We have to solve the equation: 5(u-5)+10=12u+3(u+5)
First open the brackets
=> 5u - 25 + 10 = 12u + 3u + 15
bring the terms with u to one side and the numeric terms to the other.
=> 5u - 12u - 3u = 15 + 25 - 10
=> -10u = 30
=> u = -30/10
=> u = -3
Therefore u = -3
What are the right steps to solve?
We open the brackets of each side and add or subtract the like terms:
LHS:5(u-5) -12u = 5u-5*5+10 = 5u-25+10 = 5u-15.

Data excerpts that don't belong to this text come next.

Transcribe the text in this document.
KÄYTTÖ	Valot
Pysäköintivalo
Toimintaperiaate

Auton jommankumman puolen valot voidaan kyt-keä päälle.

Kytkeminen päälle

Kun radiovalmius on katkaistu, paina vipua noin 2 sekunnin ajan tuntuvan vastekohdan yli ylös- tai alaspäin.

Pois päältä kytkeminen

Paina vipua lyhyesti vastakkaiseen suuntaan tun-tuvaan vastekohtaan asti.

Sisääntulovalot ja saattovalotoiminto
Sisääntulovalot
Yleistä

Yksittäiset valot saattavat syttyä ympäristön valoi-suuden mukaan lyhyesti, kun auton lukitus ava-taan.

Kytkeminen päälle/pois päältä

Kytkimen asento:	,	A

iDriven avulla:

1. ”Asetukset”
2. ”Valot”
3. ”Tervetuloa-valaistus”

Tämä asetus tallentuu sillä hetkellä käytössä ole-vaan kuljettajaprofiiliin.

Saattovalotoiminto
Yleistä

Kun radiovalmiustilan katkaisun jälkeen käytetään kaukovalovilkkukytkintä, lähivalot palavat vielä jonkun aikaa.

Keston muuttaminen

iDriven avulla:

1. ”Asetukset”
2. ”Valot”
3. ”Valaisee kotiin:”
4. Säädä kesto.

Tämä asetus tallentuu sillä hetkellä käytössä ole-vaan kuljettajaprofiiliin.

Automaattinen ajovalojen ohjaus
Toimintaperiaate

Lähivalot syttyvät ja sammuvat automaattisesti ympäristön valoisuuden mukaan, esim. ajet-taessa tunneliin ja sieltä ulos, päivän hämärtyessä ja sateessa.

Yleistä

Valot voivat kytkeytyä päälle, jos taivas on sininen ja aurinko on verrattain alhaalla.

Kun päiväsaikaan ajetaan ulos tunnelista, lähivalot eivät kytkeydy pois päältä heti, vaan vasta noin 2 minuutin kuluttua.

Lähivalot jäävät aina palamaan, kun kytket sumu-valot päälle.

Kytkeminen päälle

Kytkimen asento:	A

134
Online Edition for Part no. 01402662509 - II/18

RHS: 12u+3(u+5) = 12u+3u+3*5 = 15u+15.
Now we rewrite the equation with the above simplified expressions of LHS abs RHS:
5u-15 = 15u +15.
We move u's to left and numbers to right as below:
Add 15 to both sides:
5u-15+15 = 15u+15+15.
5u = 15u+30.
We subtract 15u from both sides:
5u-15u = 15u+30-15u = 15u-15u+30 = 30.
-10u = 30.
We divide both sides by -10
-10u/-10 = 30/-10.
u = -3.
Therefore u = -3 is the solution.
The first step is to remove the brackets both sides. For this reason, we'll apply the distributive property of multiplication, over addition.
5u - 25 + 10 = 12u + 3u + 15
Now, we'll isolate the terms in u to the left side and the numbers alone, to the right side. For this rason, we'll subtract 12u + 3u both sides and we'll add 25 and subtract 10 both sides:
5u - 15u = 15 + 15
We'll combine like terms:
-10u = 30
We'll divide by -10 to get u:
u = 30/-10
u = -3
For u = -3, the given identity is true.